Search code examples
javascriptregexgsm

How to Detect Non "GSM 7 bit alphabet" characters in input field


I am trying to detect if a text input field has any character that doesn't belong to the GSM 7 bit alphabet. The table with the characters is here http://www.dreamfabric.com/sms/default_alphabet.html

After a lot of searching I found this (What regular expression do I need to check for some non-latin characters?) that its pretty close to what I want to accomplish because It detects Non latin characters. How can I alter the regular expression to include the GSM 7 bit alphabet?

<!DOCTYPE HTML>
<html lang="en-US">
<head>
    <meta charset="UTF-8">
    <title>test foreign chars</title>
</head>
<body>

    <input id="foreign_characters" size="12" type="text" name="foreign_characters" value="test">

<script src="https://ajax.googleapis.com/ajax/libs/jquery/1.8.2/jquery.min.js"></script>
<script type="text/javascript">

(function(){

    $('#foreign_characters').on("keyup", function(){

        var foreignCharacters = $("#foreign_characters").val();
        var rforeign = /[^\u0000-\u007f]/;

        if (rforeign.test(foreignCharacters)) {
          alert("This is non-Latin Characters");
        } else {
          alert("This is Latin Characters");
        }

    });

})();

    </script>
</body>
</html>

Solution

  • You can put all valid characters in a string and then search the string repeatedly.

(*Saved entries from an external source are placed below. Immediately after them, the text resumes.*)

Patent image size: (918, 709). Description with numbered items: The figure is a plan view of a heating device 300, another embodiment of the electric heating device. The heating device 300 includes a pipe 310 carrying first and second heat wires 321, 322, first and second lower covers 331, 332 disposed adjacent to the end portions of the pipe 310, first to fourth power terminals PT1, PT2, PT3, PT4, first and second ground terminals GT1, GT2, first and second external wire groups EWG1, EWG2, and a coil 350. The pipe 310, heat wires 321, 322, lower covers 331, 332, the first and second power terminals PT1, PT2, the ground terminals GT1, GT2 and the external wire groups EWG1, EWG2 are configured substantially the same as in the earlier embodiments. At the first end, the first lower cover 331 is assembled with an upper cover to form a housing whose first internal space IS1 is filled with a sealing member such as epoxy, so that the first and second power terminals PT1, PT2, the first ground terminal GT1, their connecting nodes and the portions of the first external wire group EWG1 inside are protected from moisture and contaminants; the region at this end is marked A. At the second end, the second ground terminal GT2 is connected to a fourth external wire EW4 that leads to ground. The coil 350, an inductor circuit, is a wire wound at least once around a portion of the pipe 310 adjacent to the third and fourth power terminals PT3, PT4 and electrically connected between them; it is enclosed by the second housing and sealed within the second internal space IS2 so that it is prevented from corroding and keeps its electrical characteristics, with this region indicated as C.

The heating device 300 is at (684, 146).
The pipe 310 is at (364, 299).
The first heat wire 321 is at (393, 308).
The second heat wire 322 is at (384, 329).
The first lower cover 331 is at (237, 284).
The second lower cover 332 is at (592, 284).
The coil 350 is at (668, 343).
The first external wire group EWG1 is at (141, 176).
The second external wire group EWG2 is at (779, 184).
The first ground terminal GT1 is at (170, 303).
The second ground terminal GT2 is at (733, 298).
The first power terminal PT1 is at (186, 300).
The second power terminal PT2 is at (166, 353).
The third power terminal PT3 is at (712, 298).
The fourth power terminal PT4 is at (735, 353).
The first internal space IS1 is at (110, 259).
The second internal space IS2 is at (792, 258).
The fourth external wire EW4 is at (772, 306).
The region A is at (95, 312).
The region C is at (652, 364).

    gsm = "@£$¥èéùìòÇØøÅåΔ_ΦΓΛΩΠΨΣΘΞ^{}\[~]|€ÆæßÉ!\"#¤%&'()*+,-./0123456789:;<=>?¡ABCDEFGHIJKLMNOPQRSTUVWXYZÄÖÑܧ¿abcdefghijklmnopqrstuvwxyzäöñüà";
    var letter = 'a';
    var letterInAlfabet = gsm.indexOf(letter) !== -1;
    

    Make sure you get your encodings right if you use this, i.e. save your Javascript file as UTF8 and specify that it is UTF8 to the browser.